Virtual motorcycle design

18 September 2013

Having designed motorcycles for many years and being a keen motorcyclist himself, Bruce Renfrew, design director of Leicester-based design consultancy Renfrew Group, discusses a new methodology for motorcycle design.

They say four wheels move the body but two wheels move the soul – they also say that most motorcycle problems are caused by the nut that connects the handlebars to the saddle, but that’s another story.

Scene set-up rendering of the Dafra 150 off-road

The guys who run the motorcycle industry are a canny lot, fully aware of the folklore that develops around their brands, and they rightly promote and enthusiastically extol these intangible virtues as heavily as they do the vital numbers like power outputs or chassis dimensions.

What they’re less forthcoming with are the identities of the consultant designers who help them achieve these things.

So against the backdrop of anonymity generally demanded by an industry producing largely aspirational vehicles, it’s rather refreshing to be able to talk about actual examples of work – and when this coincides with the application of a design methodology that significantly improves quality and shortens new model introduction lead times, it’s definitely worth mentioning in despatches.

For example, our designs for Brazilian outfit Dafra Motos put them on the fast track to production cutting the traditional development time by at least a third and allowing simultaneous engineering activities to take place far sooner in the programme.

At the heart of this methodology is the CAD model data, which is developed soon after the initial styling drawings and packaging studies have been signed off.
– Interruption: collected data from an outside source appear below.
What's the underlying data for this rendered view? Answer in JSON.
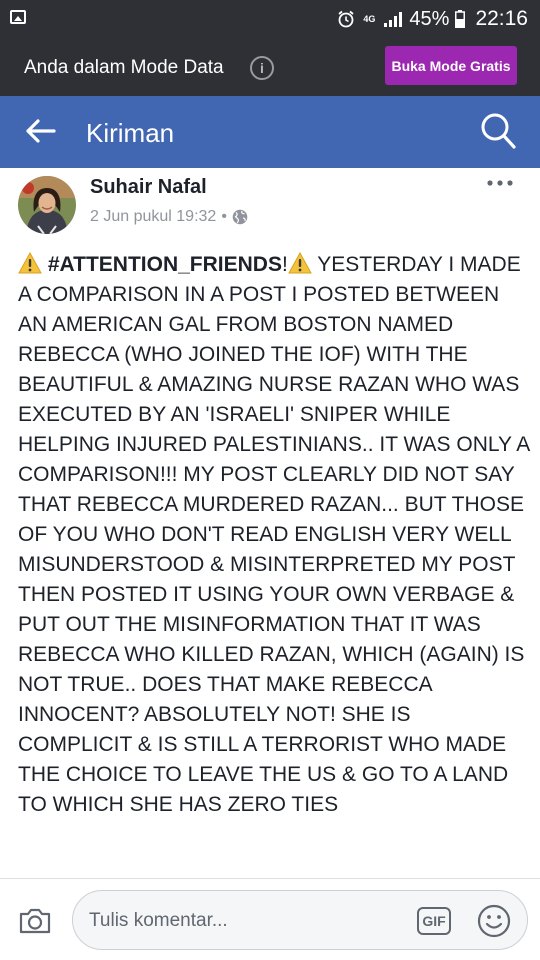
{
  "status_bar": {
    "network": "4G",
    "battery_percent": "45%",
    "time": "22:16"
  },
  "data_mode": {
    "text": "Anda dalam Mode Data",
    "button_label": "Buka Mode Gratis",
    "info_icon": "i"
  },
  "header": {
    "title": "Kiriman"
  },
  "post": {
    "author": "Suhair Nafal",
    "timestamp": "2 Jun pukul 19:32",
    "separator": "•",
    "hashtag": "#ATTENTION_FRIENDS",
    "exclaim": "!",
    "text": " YESTERDAY I MADE A COMPARISON IN A POST I POSTED BETWEEN AN AMERICAN GAL FROM BOSTON NAMED REBECCA (WHO JOINED THE IOF) WITH THE BEAUTIFUL & AMAZING NURSE RAZAN WHO WAS EXECUTED BY AN 'ISRAELI' SNIPER WHILE HELPING INJURED PALESTINIANS.. IT WAS ONLY A COMPARISON!!! MY POST CLEARLY DID NOT SAY THAT REBECCA MURDERED RAZAN... BUT THOSE OF YOU WHO DON'T READ ENGLISH VERY WELL MISUNDERSTOOD & MISINTERPRETED MY POST THEN POSTED IT USING YOUR OWN VERBAGE & PUT OUT THE MISINFORMATION THAT IT WAS REBECCA WHO KILLED RAZAN, WHICH (AGAIN) IS NOT TRUE.. DOES THAT MAKE REBECCA INNOCENT? ABSOLUTELY NOT! SHE IS COMPLICIT & IS STILL A TERRORIST WHO MADE THE CHOICE TO LEAVE THE US & GO TO A LAND TO WHICH SHE HAS ZERO TIES"
  },
  "comment_bar": {
    "placeholder": "Tulis komentar...",
    "gif_label": "GIF"
  },
  "colors": {
    "header_blue": "#4267b2",
    "dark_bar": "#2f3036",
    "purple_button": "#9c27b0"
  },
  "icons": [
    "gallery-icon",
    "alarm-icon",
    "signal-icon",
    "battery-icon",
    "info-icon",
    "back-arrow-icon",
    "search-icon",
    "more-options-icon",
    "globe-icon",
    "warning-icon",
    "camera-icon",
    "gif-icon",
    "emoji-icon"
  ]
}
Designers and engineers work together to create ‘tool ready’ 3D ‘A surface’ data in a virtual CAD environment, and this all takes place before any physical modelmaking is done – in other words, there is no physical clay model stage.

Unlike the traditional processes, the data is ‘actual’ rather than approximate having been built to accommodate the required packaging, ergonomics and dynamic specification from the very start.

This master data is then used downstream to cut physical surfaces or build rapid prototype parts for verification and assessment of the design on a physical buck.

Any minor modifications are subsequently done entirely in CAD prior to handover of the data for ‘B surface’ generation and toolmaking. The process also applies equally to the chassis and cycle parts, although these do benefit from a first pass physical mock-up stage.

The virtual design process

CAD modelling revolves around a skeleton underlay – a set of curves placing the fundamental packaging geometry and the creative designer’s intent together in a single model.

More often than not this initial work is created in Alias, which has the flexibility and speed to allow for free sketching.

The frame subassembly is then brought into the assembly along with the engineering package, which contains the engine and power-train, cooling system, induction system, the electrics and the dynamic envelope of steering, suspension and ground clearances.


Any non-fixed parts such as the front suspension and yokes, and the rear swing arm subassembly are assembled to features on the skeleton that are driven by dimensions, allowing combinations of full-lock/bump etc to be accommodated.

This design process means that changes can propagate through to all downstream deliverables, reducing the need to re-work ‘B surface’ details and engineering schemes following design modifications.

One example could be the ‘shrinking’ of a cockpit around a headlight package or the ‘narrowing’ of side panels to accommodate a late change request by the packaging engineers – perhaps even after a panel fixing scheme has been modelled into the ‘B surface’.

Surfaces are analysed to ensure they adhere to downstream engineering and tooling requirements with respect to draft angles and undercuts at the time of creation, eliminating the need for expensive re-working.

Reference points and dependencies can be specified between neighbouring panels or frame components, which allows design changes to propagate between them – very useful in ensuring that panel gaps remain constant!

As the assembly is always up-to-date with the current build status of body panels and mechanical components, it means the entire design team can be onboard and aware – any potential clearance/ interference issues will be highlighted and addressed at an early stage.

This is particularly helpful when the design and development teams are scattered around the globe.

There will always be those who prefer to have a physical clay model to chop and change, scan and re-scan, but with a comprehensive human factors database and a complete chassis dynamics model embedded in the assembly, virtual ‘design engineering’ is the way forward.
renfrewgroup.com

Comments on this article:

June 2016
This article is pretty much “on the money.” 
I’ve worked in the design industry for the last 15 years, and for the last 10 years this is the way things are done.

There are several CAD packages that can do this, with varying degrees of detail or ease of design; some are expensive, and some are REALLY expensive.  Solidworks can do what is required, though its surfacing capabilities are not the best, but neither is it the most expensive design software out there.

Besides being able to design the mechanical components and assemblies, CAD software can also do dynamic testing, including spring/mass/damper systems and, perhaps, a first pass at aerodynamic qualities.  For more precise evaluations there are more advanced software packages that can evaluate the fluid dynamics.  It is not uncommon to “throw the model over the fence” from the CAD package to the testing software.  And evaluation test is run, then, based on the results, changes are made to the CAD model and, once again, “thrown over the fence” to be tested.